Like most American workers, Boyd was an "at-will" employee. That's an intimidating-sounding phrase that means you can be fired at any time for a good reason, a bad reason or no reason at all.

It also means you can leave your employer for another company any time you wish.

But it doesn't mean that an employer can violate state or federal civil rights to fire you. Various laws protect workers based on their race, age, gender, nationality, religious affiliation or disability. There are laws even to protect corporate or governmental whistle-blowers.

"Ten years ago, I think the at-will clause made workers feel vulnerable," says Richard Paul, an employment attorney. "But they seem to have learned to accept it. I don't think they like it, but they also don't feel that employers will fire them just because they can."

Boone had been appointed to her job by former Gov. Tom Ridge, and the state would have been within its right to fire her or replace her without offering a reason.

But officials fired her for alleged insubordination. They claimed that Boone refused to enforce an office policy that reduced federal benefits to blind individuals if they won college scholarships.

Later the state compounded the mistake by sending out letters that said Boone had been doing a disservice to the blind community.

"That's the worst thing they could have said to someone like Christine," says Stokes. "You have to know that when Christine got to be the right age, she told her mother she wanted to join the Girl Scouts. Her mother said she could get into a Girl Scout group for the blind, but she insisted on being in the regular group. She has spent her entire life trying to help the disabled become able."

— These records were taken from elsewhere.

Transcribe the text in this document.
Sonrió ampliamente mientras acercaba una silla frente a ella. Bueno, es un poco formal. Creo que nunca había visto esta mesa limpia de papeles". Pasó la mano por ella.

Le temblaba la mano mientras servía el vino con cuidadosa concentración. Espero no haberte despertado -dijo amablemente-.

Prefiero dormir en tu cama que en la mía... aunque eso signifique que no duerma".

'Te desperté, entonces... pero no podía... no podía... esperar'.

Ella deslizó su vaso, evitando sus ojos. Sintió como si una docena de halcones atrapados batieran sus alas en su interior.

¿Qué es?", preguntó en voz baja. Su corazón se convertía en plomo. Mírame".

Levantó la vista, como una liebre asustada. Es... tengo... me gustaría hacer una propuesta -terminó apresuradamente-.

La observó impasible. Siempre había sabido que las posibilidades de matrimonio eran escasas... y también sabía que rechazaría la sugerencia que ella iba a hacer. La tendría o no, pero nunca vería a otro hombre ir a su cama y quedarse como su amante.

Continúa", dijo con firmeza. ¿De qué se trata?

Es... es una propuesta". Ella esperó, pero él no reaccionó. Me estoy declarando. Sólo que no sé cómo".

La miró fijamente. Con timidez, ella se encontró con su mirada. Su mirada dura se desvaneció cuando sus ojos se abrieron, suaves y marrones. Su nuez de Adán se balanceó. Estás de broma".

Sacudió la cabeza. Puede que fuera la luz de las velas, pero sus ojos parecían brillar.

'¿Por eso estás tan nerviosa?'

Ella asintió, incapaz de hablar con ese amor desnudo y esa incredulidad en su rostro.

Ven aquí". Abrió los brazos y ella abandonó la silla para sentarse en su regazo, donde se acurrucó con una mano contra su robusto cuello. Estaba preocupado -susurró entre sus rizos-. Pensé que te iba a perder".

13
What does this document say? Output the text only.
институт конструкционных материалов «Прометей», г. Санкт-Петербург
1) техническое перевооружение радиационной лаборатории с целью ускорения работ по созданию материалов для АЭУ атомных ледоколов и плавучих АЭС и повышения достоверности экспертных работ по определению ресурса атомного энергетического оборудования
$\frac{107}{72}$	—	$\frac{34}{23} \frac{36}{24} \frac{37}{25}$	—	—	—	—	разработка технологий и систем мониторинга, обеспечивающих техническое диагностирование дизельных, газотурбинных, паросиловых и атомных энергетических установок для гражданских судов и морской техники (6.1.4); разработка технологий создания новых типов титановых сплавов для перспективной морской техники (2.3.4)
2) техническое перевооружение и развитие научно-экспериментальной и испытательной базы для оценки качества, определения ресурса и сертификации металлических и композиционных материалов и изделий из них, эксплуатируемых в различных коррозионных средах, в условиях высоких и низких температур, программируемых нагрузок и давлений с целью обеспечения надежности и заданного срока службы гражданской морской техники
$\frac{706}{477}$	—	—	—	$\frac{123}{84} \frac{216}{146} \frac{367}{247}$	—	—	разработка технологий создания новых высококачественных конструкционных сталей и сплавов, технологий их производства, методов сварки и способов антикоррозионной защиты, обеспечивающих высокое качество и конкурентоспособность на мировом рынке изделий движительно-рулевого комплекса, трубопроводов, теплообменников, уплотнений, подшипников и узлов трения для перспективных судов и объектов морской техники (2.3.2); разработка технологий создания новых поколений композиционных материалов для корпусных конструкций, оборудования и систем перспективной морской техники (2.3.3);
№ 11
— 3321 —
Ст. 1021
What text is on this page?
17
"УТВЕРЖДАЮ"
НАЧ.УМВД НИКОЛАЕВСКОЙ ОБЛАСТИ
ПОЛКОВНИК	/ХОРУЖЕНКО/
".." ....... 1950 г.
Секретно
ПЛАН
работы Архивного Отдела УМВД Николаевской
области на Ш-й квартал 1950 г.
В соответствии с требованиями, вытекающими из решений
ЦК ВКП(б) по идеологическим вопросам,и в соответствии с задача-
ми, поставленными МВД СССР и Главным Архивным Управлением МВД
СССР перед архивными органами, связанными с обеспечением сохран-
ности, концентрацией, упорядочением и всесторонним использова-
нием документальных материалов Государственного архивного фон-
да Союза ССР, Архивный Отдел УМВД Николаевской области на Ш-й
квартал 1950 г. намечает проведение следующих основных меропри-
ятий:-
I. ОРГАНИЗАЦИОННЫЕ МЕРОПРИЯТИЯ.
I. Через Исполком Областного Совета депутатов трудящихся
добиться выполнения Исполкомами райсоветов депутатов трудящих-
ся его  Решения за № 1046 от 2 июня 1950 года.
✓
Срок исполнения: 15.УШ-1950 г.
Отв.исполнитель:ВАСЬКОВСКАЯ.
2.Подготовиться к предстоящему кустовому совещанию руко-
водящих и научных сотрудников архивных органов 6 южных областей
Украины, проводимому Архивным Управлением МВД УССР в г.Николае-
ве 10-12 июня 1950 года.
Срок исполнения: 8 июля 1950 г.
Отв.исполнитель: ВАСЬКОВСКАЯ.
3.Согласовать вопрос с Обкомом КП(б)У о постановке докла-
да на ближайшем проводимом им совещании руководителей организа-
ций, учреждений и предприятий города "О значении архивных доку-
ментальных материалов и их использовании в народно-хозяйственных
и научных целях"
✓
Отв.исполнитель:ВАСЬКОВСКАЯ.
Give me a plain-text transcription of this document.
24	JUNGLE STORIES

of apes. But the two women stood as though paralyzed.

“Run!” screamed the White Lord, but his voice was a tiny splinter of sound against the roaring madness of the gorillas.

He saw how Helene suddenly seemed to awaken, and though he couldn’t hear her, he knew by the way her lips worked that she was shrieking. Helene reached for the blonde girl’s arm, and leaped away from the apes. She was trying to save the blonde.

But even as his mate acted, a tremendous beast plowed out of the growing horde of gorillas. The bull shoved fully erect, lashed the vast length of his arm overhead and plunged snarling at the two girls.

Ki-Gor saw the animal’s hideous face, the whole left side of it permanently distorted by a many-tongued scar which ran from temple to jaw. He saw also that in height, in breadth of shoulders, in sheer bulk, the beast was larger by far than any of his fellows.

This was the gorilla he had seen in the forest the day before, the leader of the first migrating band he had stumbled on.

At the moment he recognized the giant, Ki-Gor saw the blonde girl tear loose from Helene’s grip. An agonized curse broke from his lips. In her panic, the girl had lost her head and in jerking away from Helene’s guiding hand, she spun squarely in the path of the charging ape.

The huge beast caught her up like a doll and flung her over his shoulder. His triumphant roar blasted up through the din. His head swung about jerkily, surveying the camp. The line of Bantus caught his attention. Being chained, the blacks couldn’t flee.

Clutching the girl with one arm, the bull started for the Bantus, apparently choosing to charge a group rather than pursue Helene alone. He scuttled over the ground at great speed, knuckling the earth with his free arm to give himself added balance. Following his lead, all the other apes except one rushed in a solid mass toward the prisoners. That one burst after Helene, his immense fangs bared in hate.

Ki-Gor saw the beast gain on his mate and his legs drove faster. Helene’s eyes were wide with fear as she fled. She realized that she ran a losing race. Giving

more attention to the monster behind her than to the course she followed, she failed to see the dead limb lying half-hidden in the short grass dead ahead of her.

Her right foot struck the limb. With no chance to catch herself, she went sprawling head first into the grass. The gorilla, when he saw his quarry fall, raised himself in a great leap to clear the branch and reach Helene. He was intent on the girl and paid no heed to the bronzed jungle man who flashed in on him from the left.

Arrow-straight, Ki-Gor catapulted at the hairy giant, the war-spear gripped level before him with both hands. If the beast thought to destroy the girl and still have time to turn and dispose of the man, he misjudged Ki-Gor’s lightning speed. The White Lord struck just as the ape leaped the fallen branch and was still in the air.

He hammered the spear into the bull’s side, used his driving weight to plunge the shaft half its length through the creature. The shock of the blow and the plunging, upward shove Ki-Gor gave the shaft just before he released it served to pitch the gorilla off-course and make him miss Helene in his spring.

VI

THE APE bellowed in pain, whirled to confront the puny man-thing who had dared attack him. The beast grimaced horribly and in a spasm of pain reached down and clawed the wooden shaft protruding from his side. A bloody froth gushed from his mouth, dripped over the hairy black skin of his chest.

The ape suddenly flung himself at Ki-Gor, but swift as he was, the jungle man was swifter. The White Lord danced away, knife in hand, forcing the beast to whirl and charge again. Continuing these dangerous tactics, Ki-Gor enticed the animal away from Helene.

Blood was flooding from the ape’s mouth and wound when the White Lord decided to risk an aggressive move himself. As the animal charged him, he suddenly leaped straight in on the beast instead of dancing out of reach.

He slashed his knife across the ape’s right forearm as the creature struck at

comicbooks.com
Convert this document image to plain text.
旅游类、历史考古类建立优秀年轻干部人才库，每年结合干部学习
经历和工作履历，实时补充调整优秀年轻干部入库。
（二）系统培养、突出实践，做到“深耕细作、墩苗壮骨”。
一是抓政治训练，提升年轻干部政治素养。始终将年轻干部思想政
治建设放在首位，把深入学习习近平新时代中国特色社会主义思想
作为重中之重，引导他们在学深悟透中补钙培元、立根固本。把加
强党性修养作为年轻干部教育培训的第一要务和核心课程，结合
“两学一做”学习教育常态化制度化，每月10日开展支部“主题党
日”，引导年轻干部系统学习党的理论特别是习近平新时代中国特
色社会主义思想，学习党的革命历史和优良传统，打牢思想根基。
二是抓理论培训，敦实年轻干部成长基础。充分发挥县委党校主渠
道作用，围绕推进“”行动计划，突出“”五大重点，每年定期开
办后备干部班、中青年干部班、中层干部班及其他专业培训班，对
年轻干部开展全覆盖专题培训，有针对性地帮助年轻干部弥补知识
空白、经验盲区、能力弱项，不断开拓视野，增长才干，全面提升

That meant, he said, that she often looked for long-term solutions to helping blind individuals rather than resorting to quick-fixes that would build statistics to assure federal funding of programs for the blind in Pennsylvania.
Stokes said she supported Braille literacy programs for young blind people, realizing that they would stand a much greater chance of obtaining an education and entering the work force. Yet, she would have gotten as much credit from the federal government if she had just given a white cane to blind individual after blind individual without regard to how they would fit into society, he said.

"She was an assertive, independent blind woman and that bothered some people," he said.

The jury agreed that Boone had been discriminated against because of her blindness and was not fired for her job performance.

The at-will provision that exists in 49 states was born at the dawn of the industrial revolution to allow companies to reduce payroll when they saw fit.

Aside from collective-bargaining agreements, there was little to prevent employers from firing workers whenever they wanted until federal and state civil rights legislation surfaced in the 1960s. At that time, it became illegal to discriminate against a spectrum of human characteristics that people have no control over.

"Some people may get worried when they hear at-will, but I don't see any economic value to firing people when you consider how much a company spends to recruit and train their workers," Paul says. "I think employers rightly look at the at-will clause as a tool when it comes to contracts, but I don't think they're going to fire people without a good reason these days."